The drawbacks are performance and inability to index several attributes at the same time. However, if your database system allows indexed views (like SQL Server) or clustered storage of multiple tables (like Oracle), then by using these techniques performance can be improved.
However, storing all attributes in one record will still be faster.
I don't see any good reason to move those attributes out of the product table. It'd be one thing if you did it because you had some data that suggested a problem, but it looks like you thought "this will be better". Why did you do it this way right off the bat?
If you did it this way because it was generated for you, I'd recommend abandoning that generator.

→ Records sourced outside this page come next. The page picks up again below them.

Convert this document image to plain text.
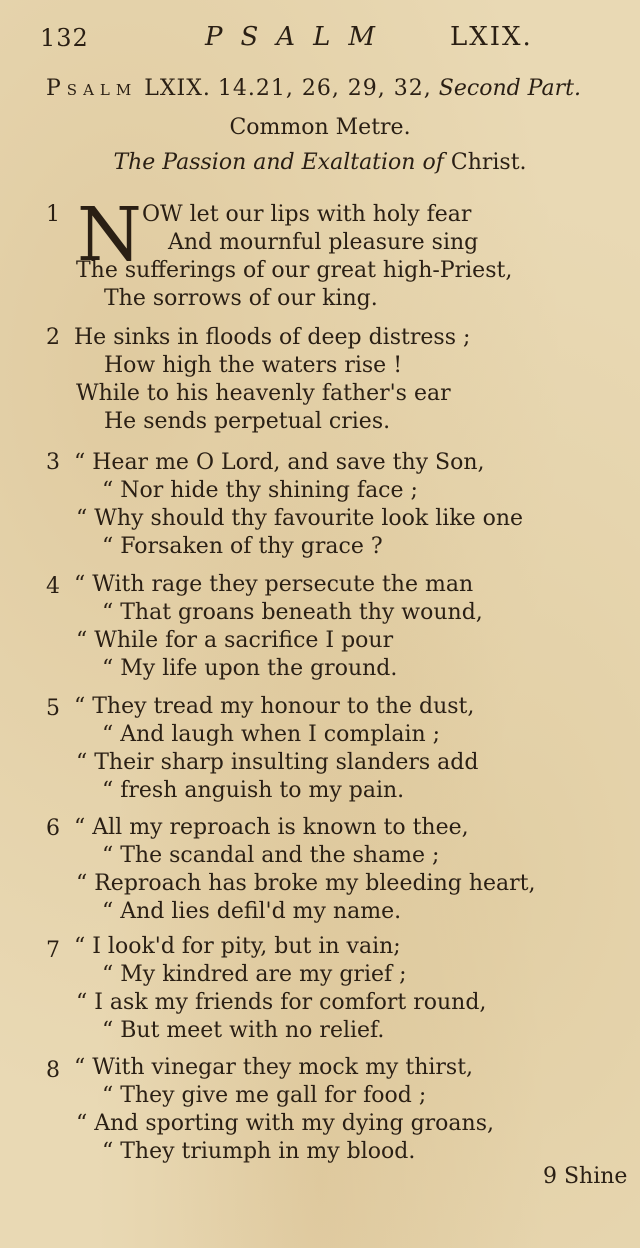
132	PSALM LXIX.
Psalm LXIX. 14.21, 26, 29, 32, Second Part.
Common Metre.
The Passion and Exaltation of Christ.
1 N OW let our lips with holy fear
And mournful pleasure sing
The sufferings of our great high-Priest,
The sorrows of our king.
2 He sinks in floods of deep distress ;
How high the waters rise !
While to his heavenly father's ear
He sends perpetual cries.
3 “ Hear me O Lord, and save thy Son,
“ Nor hide thy shining face ;
“ Why should thy favourite look like one
“ Forsaken of thy grace ?
4 “ With rage they persecute the man
“ That groans beneath thy wound,
“ While for a sacrifice I pour
“ My life upon the ground.
5 “ They tread my honour to the dust,
“ And laugh when I complain ;
“ Their sharp insulting slanders add
“ fresh anguish to my pain.
6 “ All my reproach is known to thee,
“ The scandal and the shame ;
“ Reproach has broke my bleeding heart,
“ And lies defil'd my name.
7 “ I look'd for pity, but in vain;
“ My kindred are my grief ;
“ I ask my friends for comfort round,
“ But meet with no relief.
8 “ With vinegar they mock my thirst,
“ They give me gall for food ;
“ And sporting with my dying groans,
“ They triumph in my blood.
9 Shine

People keep coming back to this model because they think it's "flexible". Well, it is I suppose, but that flexibility comes at a huge price: Every update and every query is slow and complex. Quassnoi mentions that if the attributes are sparse, i.e. most entity instances have only a small percentage of the possible attributes, this can save space. This is true, but the flip side is that if it is not sparse, this takes hugely more space, because now you have to store the attribute name or code for every attribute in addition to the value, plus you need to repeat some sort of key to identify the logical entity instance for every attribute.
The only time I can think of when this would be a good idea is if the list of attributes needs to be updatable on the fly, that is, a user needs to be able to decide to create a new attribute whenever he likes. But then what will the system do with this attribute? If you just want the user to be able to type it in and then later retrieve what he typed, easy enough. But will it affect processing in any way? Like, if the user decides to add a "clearance sale code", how will your program know how this affects the sale price? It could be done of course: You could have additional screens where the user enters data that somehow describes how each field affects pricing or re-ordering or whatever. But that would add yet more layers of complexity.
So my short answer is: Unless you have a very specialized requirement, don't do this. If you are trying to build a database describing items that you sell, with things like description and price and and quantity on hand, then create one table with fields like description and price and quantity on hand. Life is hard enough without going out of your way to make it harder.